Where does a lifetime love of music begin?
For very young kids in our towns, it can begin in the beautiful Maplewood Memorial Library—with “Music for Kids,” a new pilot series of engaging, interactive musical adventures, designed for children 3-to-8-years-old.
In our arts-rich community, there’s a wide-open opportunity to provide musical offerings for our youngest residents. Music For Kids aims to do just that! Children learn the joy of music best when they start early and are actively involved.
The newly reimagined library has plenty of quiet areas, but it also has large, welcoming common spaces like the Community Room. That’s where Music for Kids will happen this fall, one Saturday morning per month, with two 60-minute sessions on each date.

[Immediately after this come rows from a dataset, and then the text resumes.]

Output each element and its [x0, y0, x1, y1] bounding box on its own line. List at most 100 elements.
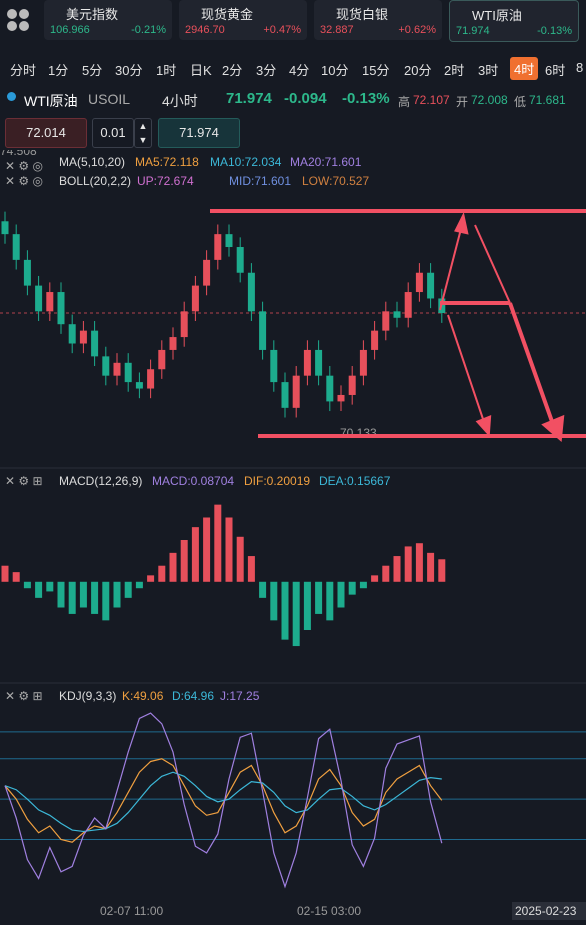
timeframe[interactable]: 10分 — [321, 63, 349, 78]
kdj-close[interactable]: ✕ ⚙ ⊞ — [5, 689, 43, 703]
boll-name: BOLL(20,2,2) — [59, 174, 131, 188]
buy-box[interactable]: 71.974 — [158, 118, 240, 148]
macd-val: MACD:0.08704 — [152, 474, 234, 488]
candle-body — [124, 362, 132, 383]
symbol-name[interactable]: WTI原油 — [24, 93, 78, 109]
j-val: J:17.25 — [220, 689, 260, 703]
d-val: D:64.96 — [172, 689, 214, 703]
candle-body — [68, 324, 76, 344]
candle-body — [348, 375, 356, 395]
tab-change: -0.21% — [131, 24, 166, 36]
dea-val: DEA:0.15667 — [319, 474, 391, 488]
timeframe[interactable]: 20分 — [404, 63, 432, 78]
lot-input[interactable]: 0.01 — [92, 118, 134, 148]
macd-bar — [270, 581, 278, 621]
macd-bar — [158, 565, 166, 582]
ma-name: MA(5,10,20) — [59, 155, 125, 169]
candle-body — [102, 356, 110, 376]
instrument-tab[interactable]: 现货白银 32.887 +0.62% — [314, 0, 442, 40]
open: 72.008 — [471, 93, 508, 107]
instrument-tab[interactable]: 现货黄金 2946.70 +0.47% — [179, 0, 307, 40]
macd-bar — [225, 517, 233, 582]
macd-bar — [91, 581, 99, 614]
macd-bar — [180, 540, 188, 582]
macd-bar — [415, 543, 423, 582]
ma10: MA10:72.034 — [210, 155, 282, 169]
ma-close[interactable]: ✕ ⚙ ◎ — [5, 159, 43, 173]
macd-name: MACD(12,26,9) — [59, 474, 142, 488]
low-label: 低 — [514, 95, 527, 109]
macd-bar — [68, 581, 76, 614]
timeframe[interactable]: 2时 — [444, 63, 465, 78]
timeframe[interactable]: 6时 — [545, 63, 566, 78]
candle-body — [158, 349, 166, 370]
candle-body — [337, 394, 345, 402]
tab-change: -0.13% — [537, 25, 572, 37]
x-label: 02-15 03:00 — [297, 904, 361, 918]
timeframe[interactable]: 15分 — [362, 63, 390, 78]
kdj-j — [4, 712, 443, 889]
change: -0.094 — [284, 90, 327, 107]
candle-body — [415, 272, 423, 293]
candle-body — [371, 330, 379, 350]
macd-bar — [303, 581, 311, 630]
high-label: 高 — [398, 95, 411, 109]
candle-body — [404, 292, 412, 318]
candle-body — [393, 311, 401, 318]
candle-body — [326, 375, 334, 402]
macd-close[interactable]: ✕ ⚙ ⊞ — [5, 474, 43, 488]
dif-val: DIF:0.20019 — [244, 474, 310, 488]
timeframe[interactable]: 日K — [190, 63, 212, 78]
low: 71.681 — [529, 93, 566, 107]
boll-mid: MID:71.601 — [229, 174, 291, 188]
timeframe[interactable]: 3分 — [256, 63, 277, 78]
timeframe[interactable]: 4时 — [510, 57, 539, 80]
candle-body — [315, 349, 323, 376]
kdj-k — [4, 758, 443, 843]
candle-body — [35, 285, 43, 312]
macd-bar — [315, 581, 323, 614]
macd-bar — [135, 581, 143, 589]
candle-body — [236, 247, 244, 273]
ma20: MA20:71.601 — [290, 155, 362, 169]
timeframe[interactable]: 1分 — [48, 63, 69, 78]
stepper[interactable]: ▲ ▼ — [134, 118, 152, 148]
date-badge — [512, 902, 586, 920]
period[interactable]: 4小时 — [162, 93, 198, 109]
tab-price: 32.887 — [320, 24, 354, 36]
candle-body — [57, 292, 65, 325]
change-pct: -0.13% — [342, 90, 390, 107]
open-label: 开 — [456, 95, 469, 109]
boll-low: LOW:70.527 — [302, 174, 369, 188]
boll-close[interactable]: ✕ ⚙ ◎ — [5, 174, 43, 188]
candle-body — [259, 311, 267, 350]
menu-icon[interactable] — [4, 6, 32, 34]
annotation — [210, 209, 586, 443]
instrument-tab[interactable]: WTI原油 71.974 -0.13% — [449, 0, 579, 42]
kdj-name: KDJ(9,3,3) — [59, 689, 116, 703]
sell-box[interactable]: 72.014 — [5, 118, 87, 148]
candle-body — [23, 259, 31, 286]
macd-bar — [113, 581, 121, 608]
timeframe[interactable]: 2分 — [222, 63, 243, 78]
timeframe[interactable]: 分时 — [10, 63, 37, 78]
timeframe[interactable]: 4分 — [289, 63, 310, 78]
candle-body — [46, 292, 54, 312]
candle-body — [12, 234, 20, 260]
timeframe[interactable]: 1时 — [156, 63, 177, 78]
macd-bar — [147, 575, 155, 582]
chart: ✕ ⚙ ◎ MA(5,10,20) MA5:72.118 MA10:72.034… — [0, 150, 586, 920]
candle-body — [135, 382, 143, 389]
candle-body — [91, 330, 99, 357]
tab-name: 美元指数 — [66, 7, 119, 22]
timeframe[interactable]: 8 — [576, 60, 584, 75]
instrument-tab[interactable]: 美元指数 106.966 -0.21% — [44, 0, 172, 40]
macd-bar — [124, 581, 132, 598]
timeframe[interactable]: 30分 — [115, 63, 143, 78]
timeframe[interactable]: 3时 — [478, 63, 499, 78]
timeframe[interactable]: 5分 — [82, 63, 103, 78]
symbol-code: USOIL — [88, 91, 131, 107]
macd-bar — [57, 581, 65, 608]
x-label: 2025-02-23 — [515, 904, 577, 918]
macd-bar — [337, 581, 345, 608]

Each program will explore different musical instruments and elements. The programs will be guided and performed by world-class musicians and teaching artists, many of whom live here in SOMA.
Teaching artists and musicians will engage with the audience through lively interaction, such as clapping, counting, and singing, so that kids are part of the musical experience as well as learning about it.
The wife-and-wife duo leading the curation of the series are South Orange residents Lizzie Burns, bassist and teaching artist, and Deanna Kennett, Assistant Director at Carnegie Hall and teaching artist consultant. Details are as follows:
September 20: “Game On! Cello and Bass,” with Caitlin Sullivan, cellist, and Lizzie Burns, bassist
October 18: “Meet Your Musical Imagination!” with Adam Cockerham, lutenist and South Orange resident; Lizzie Burns, bassist; and Rubén Rengel & Katie Hyun, violinists
November 15: “Songwriting on the Spot,” with Mary Amato, songwriter, author, In Tune teaching artist, and South Orange resident; and Tricia Tunstall, music educator and Maplewood Arts Council co-founder/member.
On each of these dates, the program will be presented twice, at 10-11am and at 11:30am-12:30pm. The target audience age is 3-8, but the series is open to all.
Music for Kids is sponsored by The Maplewood Library with the support of an arts grant from Essex County. This series was inspired by a similar program created 30 years ago by Maplewood’s late, beloved community arts pioneer Jim Buchanan. That program had a long and memorable run at the Burgdorff Center from the mid-1990s to the early 2000s.